Greg Bardsley said...

"At each point in time we think, 'We know it all. We're done now.' " --- Boy, isn't that true? Imagine how ignorant we will seem to our evolved descendants 1,000 years from now. ... And I agree: I still think the radio (and the cell phone, for that matter) are amazing -- almost magical.

Chanh said...

It just happens. I am here reading your blog...Ah! Joanne must be my former pre-press supervisor at Columbia Printing more than 10 years ago. Hello to JoJo and thanks for your blog.

Anonymous said...

Al, great story. I knew a woman who once said that about me. I had asked her out on numerous times for a date.
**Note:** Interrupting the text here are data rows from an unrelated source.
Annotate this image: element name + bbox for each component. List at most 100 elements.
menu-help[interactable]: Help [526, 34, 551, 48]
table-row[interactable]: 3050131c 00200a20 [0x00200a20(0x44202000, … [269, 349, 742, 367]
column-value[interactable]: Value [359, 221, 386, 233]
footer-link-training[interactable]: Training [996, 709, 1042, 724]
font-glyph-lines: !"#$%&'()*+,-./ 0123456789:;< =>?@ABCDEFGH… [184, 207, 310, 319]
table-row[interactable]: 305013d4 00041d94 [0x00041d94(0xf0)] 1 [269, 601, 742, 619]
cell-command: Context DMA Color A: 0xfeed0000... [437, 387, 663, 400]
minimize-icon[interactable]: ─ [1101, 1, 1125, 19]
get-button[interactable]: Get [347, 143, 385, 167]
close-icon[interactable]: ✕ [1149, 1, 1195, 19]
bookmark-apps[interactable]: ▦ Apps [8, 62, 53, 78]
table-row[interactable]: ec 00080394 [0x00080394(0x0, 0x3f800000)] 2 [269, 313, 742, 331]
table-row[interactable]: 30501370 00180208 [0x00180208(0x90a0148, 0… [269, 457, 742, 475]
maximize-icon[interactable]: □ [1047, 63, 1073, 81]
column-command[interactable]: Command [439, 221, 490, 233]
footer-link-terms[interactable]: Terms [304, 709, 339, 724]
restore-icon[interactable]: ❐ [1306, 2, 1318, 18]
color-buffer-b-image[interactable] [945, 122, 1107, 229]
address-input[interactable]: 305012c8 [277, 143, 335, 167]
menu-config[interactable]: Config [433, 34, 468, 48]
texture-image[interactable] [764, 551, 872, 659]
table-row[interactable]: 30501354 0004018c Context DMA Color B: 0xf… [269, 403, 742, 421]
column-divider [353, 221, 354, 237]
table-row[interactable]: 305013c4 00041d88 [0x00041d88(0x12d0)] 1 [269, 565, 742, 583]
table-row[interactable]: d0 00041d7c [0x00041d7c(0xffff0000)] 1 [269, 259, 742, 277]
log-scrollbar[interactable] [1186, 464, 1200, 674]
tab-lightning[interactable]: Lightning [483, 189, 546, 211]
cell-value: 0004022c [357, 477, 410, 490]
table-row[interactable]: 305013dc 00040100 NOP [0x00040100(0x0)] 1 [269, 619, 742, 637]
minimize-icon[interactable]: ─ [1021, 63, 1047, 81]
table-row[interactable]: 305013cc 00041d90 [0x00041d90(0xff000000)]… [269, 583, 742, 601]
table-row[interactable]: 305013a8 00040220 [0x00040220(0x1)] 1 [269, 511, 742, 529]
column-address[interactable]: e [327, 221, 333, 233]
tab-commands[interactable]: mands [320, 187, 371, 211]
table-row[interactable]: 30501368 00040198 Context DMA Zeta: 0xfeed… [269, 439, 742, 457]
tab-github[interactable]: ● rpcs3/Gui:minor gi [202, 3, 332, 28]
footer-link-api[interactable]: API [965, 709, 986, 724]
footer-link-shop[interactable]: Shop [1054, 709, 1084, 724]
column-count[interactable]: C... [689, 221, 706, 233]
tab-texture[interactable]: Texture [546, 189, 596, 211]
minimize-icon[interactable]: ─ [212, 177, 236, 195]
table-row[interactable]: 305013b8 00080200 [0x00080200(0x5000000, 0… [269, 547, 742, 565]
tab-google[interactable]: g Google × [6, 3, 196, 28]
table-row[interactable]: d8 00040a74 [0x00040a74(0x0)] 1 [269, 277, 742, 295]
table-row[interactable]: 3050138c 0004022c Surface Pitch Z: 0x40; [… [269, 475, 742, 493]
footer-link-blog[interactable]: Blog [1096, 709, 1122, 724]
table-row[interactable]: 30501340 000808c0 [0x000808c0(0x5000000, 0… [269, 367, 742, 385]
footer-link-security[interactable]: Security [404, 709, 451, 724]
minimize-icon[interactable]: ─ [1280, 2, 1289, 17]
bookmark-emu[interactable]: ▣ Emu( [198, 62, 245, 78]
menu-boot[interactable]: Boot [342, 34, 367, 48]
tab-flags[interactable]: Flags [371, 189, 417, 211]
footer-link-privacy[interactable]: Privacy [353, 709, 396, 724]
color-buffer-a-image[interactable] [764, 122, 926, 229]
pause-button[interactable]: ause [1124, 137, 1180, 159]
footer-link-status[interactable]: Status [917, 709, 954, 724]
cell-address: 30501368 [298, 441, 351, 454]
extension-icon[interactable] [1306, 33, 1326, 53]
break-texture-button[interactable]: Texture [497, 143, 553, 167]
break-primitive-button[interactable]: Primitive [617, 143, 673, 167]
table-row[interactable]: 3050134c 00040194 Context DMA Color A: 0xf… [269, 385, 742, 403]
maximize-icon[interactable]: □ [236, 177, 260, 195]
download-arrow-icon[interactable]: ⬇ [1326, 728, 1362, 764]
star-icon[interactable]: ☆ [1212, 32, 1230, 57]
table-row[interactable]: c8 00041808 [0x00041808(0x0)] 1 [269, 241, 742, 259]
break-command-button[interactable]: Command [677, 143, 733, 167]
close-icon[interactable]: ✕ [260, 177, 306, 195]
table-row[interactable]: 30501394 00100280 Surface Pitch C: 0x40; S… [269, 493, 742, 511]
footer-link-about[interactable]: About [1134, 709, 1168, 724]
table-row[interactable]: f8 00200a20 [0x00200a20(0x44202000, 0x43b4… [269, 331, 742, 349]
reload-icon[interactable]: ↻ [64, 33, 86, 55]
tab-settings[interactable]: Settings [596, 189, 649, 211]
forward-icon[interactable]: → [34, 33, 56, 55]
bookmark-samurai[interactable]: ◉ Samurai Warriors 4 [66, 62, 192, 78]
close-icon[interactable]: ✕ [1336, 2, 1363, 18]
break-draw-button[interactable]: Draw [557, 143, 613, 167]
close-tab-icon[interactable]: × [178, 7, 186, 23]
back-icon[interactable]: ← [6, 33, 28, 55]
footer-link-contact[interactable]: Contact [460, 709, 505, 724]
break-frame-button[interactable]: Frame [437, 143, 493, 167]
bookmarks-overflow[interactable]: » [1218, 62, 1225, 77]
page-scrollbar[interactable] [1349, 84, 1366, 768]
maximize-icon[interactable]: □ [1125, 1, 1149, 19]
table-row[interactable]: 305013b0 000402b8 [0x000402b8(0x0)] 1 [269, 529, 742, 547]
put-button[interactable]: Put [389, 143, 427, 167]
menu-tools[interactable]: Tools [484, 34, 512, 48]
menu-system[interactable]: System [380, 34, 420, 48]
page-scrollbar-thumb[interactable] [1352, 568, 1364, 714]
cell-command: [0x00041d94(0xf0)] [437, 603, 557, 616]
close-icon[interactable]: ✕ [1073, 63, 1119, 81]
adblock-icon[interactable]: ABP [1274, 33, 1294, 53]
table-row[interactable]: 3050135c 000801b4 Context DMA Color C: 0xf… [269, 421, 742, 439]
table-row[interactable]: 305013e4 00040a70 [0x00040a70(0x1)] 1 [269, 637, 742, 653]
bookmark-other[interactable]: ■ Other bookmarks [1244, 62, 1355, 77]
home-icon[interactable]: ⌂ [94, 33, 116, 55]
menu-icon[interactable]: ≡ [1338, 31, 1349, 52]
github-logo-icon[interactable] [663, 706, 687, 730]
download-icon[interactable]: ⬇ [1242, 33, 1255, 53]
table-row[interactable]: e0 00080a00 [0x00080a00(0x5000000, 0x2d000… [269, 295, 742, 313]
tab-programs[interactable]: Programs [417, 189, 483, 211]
After about the dozenth time, she said, "My you are PERSISTENT. Take a hint, NO I'm not going out with you - ever." Now, how that relates to knowing the future is beyond me. No wait, at that point in time, I knew I'd never go out with her in the future. Hmmmm, I guess I did have some idea of what the future held then.

Groovy Tuesday said...

If most of my memory wasn't dedicated to which kids like blueberries and which will inevitably shove them up their brother's or sisters' noses, what brand lunch box holds up the longest against two-year-old torture, and who took their vitamins last night and who hid them in Bear's secret compartment instead, I'd perhaps be able to recall the exact percentage of our brain us humans use today. I'd guess around 10% or some other equally dismal number. Or perhaps I'm the dismal one - the glass is half full, right? We've got something to look forward to, learning to tap into the rest of our brains. Particularly since, as I see it, somewhere in that untapped region is the ability to predict or sense or actually recognize and respond to that evasive "sixth sense". Anyway great article, Al (and Steve). Also loved the first post ending with "Al is." I felt like I was there. But I'm not, and I'm leaving here, too, because I have a sudden and irrepressible urge to drink coffee. Thank you for being, Pal Al.